I spend a lot of time thinking about how I can better myself, both at home and at work. in fact, I probably spend too much time on it, which then just defeats the purpose of doing it in the first place. but at least I try 🙂 that said, I’ve started to use visualization as a tactic to get myself to improve my mental state in the toughest situations. specifically, if I’m approaching a stressful meeting at work and want to kick butt but am nervous I’ll let my emotion get the best of me, I visualize the “ideal” me. in other words, I imagine what I would do, say, and be if I could control myself entirely. I also try to think about what I want out of the situation and what type of reaction/handling would make me most proud of myself.
this type of approach doesn’t always work, because hey – life gets in the way. BUT, it does work more times than not and its positive impact reminds me just how powerful our minds can be. here’s how you can start visualizing better, smarter, and more effective approaches for yourself:
- acknowledge that you want to have a specific approach or reaction to something. envision who it is that you would want to be if you were in your ideal state. this includes going through the types of things you’d say, your facial reactions and body language, and your overall reaction/interaction with others.
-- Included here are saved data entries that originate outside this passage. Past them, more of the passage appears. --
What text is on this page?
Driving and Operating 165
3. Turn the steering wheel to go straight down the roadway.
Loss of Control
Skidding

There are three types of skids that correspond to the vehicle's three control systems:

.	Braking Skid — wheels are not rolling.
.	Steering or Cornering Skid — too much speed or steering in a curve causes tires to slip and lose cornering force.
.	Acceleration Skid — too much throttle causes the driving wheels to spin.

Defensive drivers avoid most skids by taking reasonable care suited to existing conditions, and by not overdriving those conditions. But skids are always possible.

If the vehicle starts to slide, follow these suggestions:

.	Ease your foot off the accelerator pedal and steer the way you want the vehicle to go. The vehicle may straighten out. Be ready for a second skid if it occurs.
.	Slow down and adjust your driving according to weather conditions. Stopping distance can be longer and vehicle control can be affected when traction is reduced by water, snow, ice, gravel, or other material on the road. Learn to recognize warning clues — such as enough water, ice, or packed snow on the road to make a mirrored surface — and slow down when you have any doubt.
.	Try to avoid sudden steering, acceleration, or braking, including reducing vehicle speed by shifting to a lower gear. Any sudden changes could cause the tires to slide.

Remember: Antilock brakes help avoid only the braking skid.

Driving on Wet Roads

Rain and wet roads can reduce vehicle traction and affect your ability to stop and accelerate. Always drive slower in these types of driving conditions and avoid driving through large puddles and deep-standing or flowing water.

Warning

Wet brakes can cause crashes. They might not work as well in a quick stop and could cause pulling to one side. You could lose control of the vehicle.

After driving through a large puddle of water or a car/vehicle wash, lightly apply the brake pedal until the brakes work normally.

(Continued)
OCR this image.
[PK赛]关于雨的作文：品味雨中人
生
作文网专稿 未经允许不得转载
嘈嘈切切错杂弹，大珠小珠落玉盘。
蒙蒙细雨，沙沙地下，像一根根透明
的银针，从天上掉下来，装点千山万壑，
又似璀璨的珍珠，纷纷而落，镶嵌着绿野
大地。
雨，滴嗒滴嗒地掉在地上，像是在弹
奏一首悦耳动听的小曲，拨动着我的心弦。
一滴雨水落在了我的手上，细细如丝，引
- think through the best scenario possible, but also think about how you want to be if the worst case scenario unfolds. be prepared for the worst, but expect the best.
- choose one focus word or term and stick to it. it can be anything, but it should remind you of what you’re trying to achieve. for example, I might want to choose the term “peacemaker” when I’m dealing with a toddler tantrum.
having a plan makes most things easier, and the same goes for being a better human/communicator/negotiator/whatever you want to be when you grow up. rachel roy was right – “I dress women the way I see them and the way I envision them from day one, thus my customer knows that what she is looking for she will get.”